Jasmin Paris’ Secret to Success is Her 14-Month-Old Daughter
The new 268-mile Montane Spine Race course record holder shares how raising her 14-month-old daughter helped her prepare for the race.
Heading out the door? Read this article on the new Outside+ app available now on iOS devices for members! Download the app.
Jasmin Paris is kind of a big deal.
Earlier this January, the Inov-8 sponsored Paris won the 268-mile Montane Spine Race, crossing the finish line in 83 hours, 12 minutes and 23 seconds and breaking the course record by 12 hours. She also did it all while expressing milk for her 14-month-old daughter, Rowan, pumping at every aid station.
The Montane Spine Race is known as one of the toughest endurance races in the world, stretching over four days and three nights. Paris torched her rivals, crossing the finish line 15 hours ahead of her closest male competitor. But as she thinks back on the multi-day race, which required competitors to barely sleep (if they did at all) throughout its duration, Paris says she may have had a secret weapon: her daughter.
“It was pretty tough getting up at that time in the morning every day when the baby wasn’t sleeping through the night,” Paris said. “Maybe the baby’s helped with the sleep deprivation.”

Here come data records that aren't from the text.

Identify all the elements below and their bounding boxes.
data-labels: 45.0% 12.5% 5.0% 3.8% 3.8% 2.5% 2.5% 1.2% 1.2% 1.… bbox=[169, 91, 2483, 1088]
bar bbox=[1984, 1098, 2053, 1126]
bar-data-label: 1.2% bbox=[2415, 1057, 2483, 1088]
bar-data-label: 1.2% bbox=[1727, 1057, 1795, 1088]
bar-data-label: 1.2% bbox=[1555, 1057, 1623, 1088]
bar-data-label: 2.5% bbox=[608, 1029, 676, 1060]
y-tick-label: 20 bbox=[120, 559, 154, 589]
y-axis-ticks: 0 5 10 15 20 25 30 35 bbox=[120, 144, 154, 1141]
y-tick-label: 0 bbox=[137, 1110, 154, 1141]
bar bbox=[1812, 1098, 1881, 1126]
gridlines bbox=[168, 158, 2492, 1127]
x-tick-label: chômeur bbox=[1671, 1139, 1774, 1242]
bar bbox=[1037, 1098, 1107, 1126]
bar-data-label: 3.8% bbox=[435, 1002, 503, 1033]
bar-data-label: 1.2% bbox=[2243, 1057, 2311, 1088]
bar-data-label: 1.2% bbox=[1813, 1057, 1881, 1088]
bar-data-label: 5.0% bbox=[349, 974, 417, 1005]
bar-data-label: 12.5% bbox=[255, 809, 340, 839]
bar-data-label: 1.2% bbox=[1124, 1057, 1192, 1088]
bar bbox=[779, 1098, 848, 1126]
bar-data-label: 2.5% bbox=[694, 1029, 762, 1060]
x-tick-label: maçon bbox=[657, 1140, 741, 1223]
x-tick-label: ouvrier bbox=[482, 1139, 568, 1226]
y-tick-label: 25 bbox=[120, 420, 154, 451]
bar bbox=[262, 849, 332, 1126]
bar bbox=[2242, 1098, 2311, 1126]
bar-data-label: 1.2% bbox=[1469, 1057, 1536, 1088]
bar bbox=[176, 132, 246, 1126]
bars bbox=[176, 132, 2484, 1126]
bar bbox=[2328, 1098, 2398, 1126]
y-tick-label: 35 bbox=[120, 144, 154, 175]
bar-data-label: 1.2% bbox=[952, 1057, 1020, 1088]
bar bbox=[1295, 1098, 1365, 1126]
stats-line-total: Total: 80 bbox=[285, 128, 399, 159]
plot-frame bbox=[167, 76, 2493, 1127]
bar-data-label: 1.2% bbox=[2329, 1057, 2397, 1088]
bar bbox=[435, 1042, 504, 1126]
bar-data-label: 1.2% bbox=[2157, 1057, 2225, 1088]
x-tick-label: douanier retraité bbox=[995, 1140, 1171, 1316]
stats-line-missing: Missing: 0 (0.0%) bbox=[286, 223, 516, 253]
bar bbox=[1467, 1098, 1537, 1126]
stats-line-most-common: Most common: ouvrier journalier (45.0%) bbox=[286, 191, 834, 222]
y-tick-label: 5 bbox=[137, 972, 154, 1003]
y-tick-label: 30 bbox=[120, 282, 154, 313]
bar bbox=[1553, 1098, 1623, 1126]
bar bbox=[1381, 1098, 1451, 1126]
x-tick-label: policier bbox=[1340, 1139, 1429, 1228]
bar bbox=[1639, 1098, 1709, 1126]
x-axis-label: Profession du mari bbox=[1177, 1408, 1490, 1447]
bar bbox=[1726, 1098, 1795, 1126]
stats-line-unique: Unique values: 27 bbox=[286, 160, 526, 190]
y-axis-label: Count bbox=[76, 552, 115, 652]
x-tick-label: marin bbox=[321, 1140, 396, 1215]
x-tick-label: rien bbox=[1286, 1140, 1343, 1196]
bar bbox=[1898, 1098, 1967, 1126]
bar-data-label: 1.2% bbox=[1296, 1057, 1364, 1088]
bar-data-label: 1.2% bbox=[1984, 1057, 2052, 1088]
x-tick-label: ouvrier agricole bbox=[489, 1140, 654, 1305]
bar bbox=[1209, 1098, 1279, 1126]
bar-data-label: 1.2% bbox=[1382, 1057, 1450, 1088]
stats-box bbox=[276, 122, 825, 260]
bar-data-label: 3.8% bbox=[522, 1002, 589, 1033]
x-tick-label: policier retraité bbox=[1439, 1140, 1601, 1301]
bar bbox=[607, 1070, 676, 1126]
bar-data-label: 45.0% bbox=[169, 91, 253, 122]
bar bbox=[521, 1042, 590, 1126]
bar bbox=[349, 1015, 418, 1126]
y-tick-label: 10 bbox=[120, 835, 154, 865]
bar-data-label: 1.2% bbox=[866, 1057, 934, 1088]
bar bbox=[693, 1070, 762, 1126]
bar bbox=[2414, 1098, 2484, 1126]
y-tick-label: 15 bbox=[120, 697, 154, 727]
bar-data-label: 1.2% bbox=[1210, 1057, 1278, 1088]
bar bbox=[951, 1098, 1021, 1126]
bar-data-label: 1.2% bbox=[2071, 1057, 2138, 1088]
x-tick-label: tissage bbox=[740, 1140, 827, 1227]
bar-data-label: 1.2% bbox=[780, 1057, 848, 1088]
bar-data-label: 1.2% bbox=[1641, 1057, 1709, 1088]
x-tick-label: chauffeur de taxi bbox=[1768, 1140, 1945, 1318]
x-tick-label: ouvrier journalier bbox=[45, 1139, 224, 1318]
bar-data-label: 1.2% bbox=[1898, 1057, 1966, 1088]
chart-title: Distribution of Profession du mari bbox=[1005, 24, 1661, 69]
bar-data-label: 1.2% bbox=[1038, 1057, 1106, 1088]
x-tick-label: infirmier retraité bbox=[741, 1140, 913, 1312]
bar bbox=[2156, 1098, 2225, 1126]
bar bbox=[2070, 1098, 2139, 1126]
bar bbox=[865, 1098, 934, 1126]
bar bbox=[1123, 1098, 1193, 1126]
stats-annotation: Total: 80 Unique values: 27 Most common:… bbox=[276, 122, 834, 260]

Paris had to get creative throughout all of her training, juggling motherhood with her full-time job and earning her Ph.D. She ran with a buggy, pushing Rowan, or trained in the hills wearing the baby on her back instead of training with a rucksack.
It was essential to train with a pack, Paris explained, because she needed to be prepared to carry one throughout the race. Though you can’t truly replicate a race like the Montane Spine in training—“You’d end up with wear and tear on your body; you’d break yourself,” Paris says—Paris did increase her mileage throughout training, topping out at about 100 miles a week while also mixing in speed and hill work.
“It’s not easy. I won’t make it sound easy. My training has generally been, during the week I only run between an hour and an hour and a half a day. I do that training at five in the morning, so I get up at half-past four in the morning. I go to work and I come home, and the rest of my day is dedicated to my daughter,” Paris said. “That’s how I do my work-life balance.”
Prior to this race, Paris had never run anything that compared in duration. Her strategy was to break the challenge down in her mind, focusing on completing it “bit by bit.” The hardest night was the first, she said, because in the back of her mind was a reminder of the monumental task that stretched ahead of her.
As time went on, she fell into a rhythm and was able to somewhat disassociate from the physical challenge to simply power through the miles. Aside from the sheer amount of ground that participants covered, Paris found two of the biggest obstacles to be sleep deprivation and proper fueling.
“I don’t think you could run a race like this, fueling yourself with gels and shakes. You need to eat real food. You’d feel terrible after the first day,” Paris said.
There were full meals at checkpoints (think lasagna or sausage casserole), and Paris carried around 3,000 calories of fuel in her race bag. She also needed to keep the pack relatively light, so much of her food was easy to carry – dried fruit and nuts, or pizza that she’d frozen so it defrosted as she ran.
Sleep deprivation was another story. The longer runners slept, the greater their disadvantage was compared to their fellow competitors. Paris estimates that by the last day, on her fourth day of running, she’d only had three hours or less of sleep throughout the whole race.
“I was seeing things in the rocks. The patterns in the rocks were forming the faces of people and animals. I saw animals in every rock. I saw a tree doing yoga at one point, doing its morning stretches. Everywhere I looked, something was odd, but I was cognizant of the fact that it wasn’t real. It was like a picture show,” Paris said. “Even coming down to the finish, I thought all the trees coming down the side of the road were people’s arms.”
When Paris crossed the finish line, not only was she the winner of the Montane Spine Race—she was the first-ever woman to win it. It’s an accomplishment she’s proud of, but not one she ever doubted was within her reach.
“I’m proud of that achievement. And I think I was really lucky, as my parents brought me up, they made no difference between me and my brothers,” Paris said.
“I never really felt that being a girl was in any way a disadvantage in what I could achieve in life. I hope I’m setting an example for my daughter in terms of what she can achieve.”